Infatti, «il movimento ultimo della temporalità non è qualcosa che può stare davanti ad un soggetto. È il movimento che genera lo stesso soggetto. Vorremmo dire: proprio perché il fine non può essere raggiunto vi è vita. Vi è vita perché l’evidenza fa difetto» (Id., p. 28). L’evidenza di una stasi senza tempo, di una soggettività già costituita, che confligge con un’evidenza ancora più grande, col fenomeno del «dinamismo presente nel vivente in quanto tale e che Husserl chiama volontà di vita» (Id., p. 22). L’io originario, il Vor-Ich (simile al Sé nucleare di cui parla Damasio), diventa coscienza/mondo quando inizia a costruire il proprio rapporto con la realtà di cui è parte e fuori dalla quale è soltanto un nulla d’astrazione; quando dunque la vita del soggetto/mondo «ulteriorizza se stessa» in «un processo teleologico lungo il quale si traccia e prende forma ciò che non ha forma: cioè il tempo» (Id., p. 25).
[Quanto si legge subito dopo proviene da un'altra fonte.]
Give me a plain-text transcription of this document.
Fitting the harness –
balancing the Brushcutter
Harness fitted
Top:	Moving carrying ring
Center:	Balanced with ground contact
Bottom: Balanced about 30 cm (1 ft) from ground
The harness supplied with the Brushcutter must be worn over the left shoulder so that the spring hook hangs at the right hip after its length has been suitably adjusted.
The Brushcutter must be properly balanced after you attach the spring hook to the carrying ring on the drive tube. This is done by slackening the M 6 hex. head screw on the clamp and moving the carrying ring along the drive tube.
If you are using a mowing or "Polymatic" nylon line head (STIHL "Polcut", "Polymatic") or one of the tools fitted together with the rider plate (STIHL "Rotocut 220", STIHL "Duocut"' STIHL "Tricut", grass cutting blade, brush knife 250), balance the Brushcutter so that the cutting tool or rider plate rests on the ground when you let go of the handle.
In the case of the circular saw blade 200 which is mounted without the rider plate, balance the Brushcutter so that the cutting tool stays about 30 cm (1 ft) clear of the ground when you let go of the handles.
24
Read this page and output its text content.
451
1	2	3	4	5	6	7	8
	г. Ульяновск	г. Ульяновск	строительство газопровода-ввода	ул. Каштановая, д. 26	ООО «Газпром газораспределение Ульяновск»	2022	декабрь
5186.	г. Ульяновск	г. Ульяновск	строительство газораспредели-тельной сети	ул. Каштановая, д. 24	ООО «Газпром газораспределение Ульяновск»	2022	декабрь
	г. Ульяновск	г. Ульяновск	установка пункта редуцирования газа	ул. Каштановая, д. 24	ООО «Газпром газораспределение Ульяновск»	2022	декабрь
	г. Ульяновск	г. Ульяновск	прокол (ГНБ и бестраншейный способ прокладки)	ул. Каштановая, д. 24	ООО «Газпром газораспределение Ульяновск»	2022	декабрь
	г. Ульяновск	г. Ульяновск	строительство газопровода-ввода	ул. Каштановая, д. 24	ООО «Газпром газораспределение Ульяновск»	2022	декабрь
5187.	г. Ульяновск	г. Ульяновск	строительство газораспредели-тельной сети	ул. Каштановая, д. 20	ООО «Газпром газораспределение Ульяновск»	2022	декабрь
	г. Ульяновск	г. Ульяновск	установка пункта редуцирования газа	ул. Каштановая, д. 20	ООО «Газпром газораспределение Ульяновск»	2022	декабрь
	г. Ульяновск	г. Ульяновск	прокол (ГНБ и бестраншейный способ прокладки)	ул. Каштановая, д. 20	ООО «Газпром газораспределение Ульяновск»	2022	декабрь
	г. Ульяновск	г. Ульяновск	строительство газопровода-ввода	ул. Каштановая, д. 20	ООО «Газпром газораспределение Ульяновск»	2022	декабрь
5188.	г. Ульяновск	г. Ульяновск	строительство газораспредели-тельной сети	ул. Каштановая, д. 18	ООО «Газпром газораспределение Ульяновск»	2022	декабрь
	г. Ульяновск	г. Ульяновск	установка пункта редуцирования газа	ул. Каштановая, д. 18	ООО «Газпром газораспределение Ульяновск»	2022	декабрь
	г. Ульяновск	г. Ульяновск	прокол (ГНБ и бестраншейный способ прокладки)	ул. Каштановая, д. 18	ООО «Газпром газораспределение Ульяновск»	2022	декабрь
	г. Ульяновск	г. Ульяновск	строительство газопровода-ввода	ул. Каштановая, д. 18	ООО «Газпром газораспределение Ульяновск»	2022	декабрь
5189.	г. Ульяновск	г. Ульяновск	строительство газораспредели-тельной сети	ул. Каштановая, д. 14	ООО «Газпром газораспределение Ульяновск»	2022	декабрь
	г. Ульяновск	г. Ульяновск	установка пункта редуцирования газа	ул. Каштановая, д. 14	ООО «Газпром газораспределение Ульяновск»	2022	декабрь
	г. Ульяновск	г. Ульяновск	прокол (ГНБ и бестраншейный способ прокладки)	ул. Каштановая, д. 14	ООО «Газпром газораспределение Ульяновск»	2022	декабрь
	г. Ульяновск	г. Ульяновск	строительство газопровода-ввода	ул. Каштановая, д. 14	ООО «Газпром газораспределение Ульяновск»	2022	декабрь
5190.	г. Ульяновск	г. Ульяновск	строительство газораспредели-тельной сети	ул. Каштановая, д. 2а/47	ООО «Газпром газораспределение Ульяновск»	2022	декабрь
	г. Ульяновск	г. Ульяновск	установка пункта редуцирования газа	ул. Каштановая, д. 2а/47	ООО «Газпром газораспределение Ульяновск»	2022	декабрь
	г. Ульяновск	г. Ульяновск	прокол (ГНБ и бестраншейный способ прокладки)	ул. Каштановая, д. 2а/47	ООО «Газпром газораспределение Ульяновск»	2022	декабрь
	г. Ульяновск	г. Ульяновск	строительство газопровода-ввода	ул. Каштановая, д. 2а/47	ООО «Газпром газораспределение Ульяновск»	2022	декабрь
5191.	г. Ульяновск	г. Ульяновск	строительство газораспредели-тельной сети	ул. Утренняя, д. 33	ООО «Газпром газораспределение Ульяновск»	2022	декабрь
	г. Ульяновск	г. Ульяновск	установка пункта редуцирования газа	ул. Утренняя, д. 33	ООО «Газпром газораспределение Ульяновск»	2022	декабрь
La teleologia del soggetto husserliano non ha, pertanto, nulla di soggettivistico e prometeico ma è la forma del tempo che diventa consapevole di sé in una coscienza che lo sa. Un processo che, col suo linguaggio e in modo diversi, venne ripreso anche da Deleuze, come si vede dal saggio che Fabio Treppiedi dedica a Deleuze lettore di Husserl.
La realtà con la quale è necessario che la filosofia sempre si confronti e, di più, in cui si immerga, è la struttura finita di ogni cosa e quindi anche dell’umano. Nella Prefazione alla Fenomenologia Hegel scrive:
Ma non quella vita che inorridisce dinanzi alla morte, schiva della distruzione; anzi quella che sopporta la morte e in essa si mantiene, è la vita dello spirito. Esso guadagna la sua verità solo a patto di ritrovare sé nell’assoluta devastazione. […] anzi lo spirito è questa forza sol perché sa guardare in faccia il negativo e soffermarsi presso di lui. Questo soffermarsi è la magica forza che volge il negativo nell’essere1.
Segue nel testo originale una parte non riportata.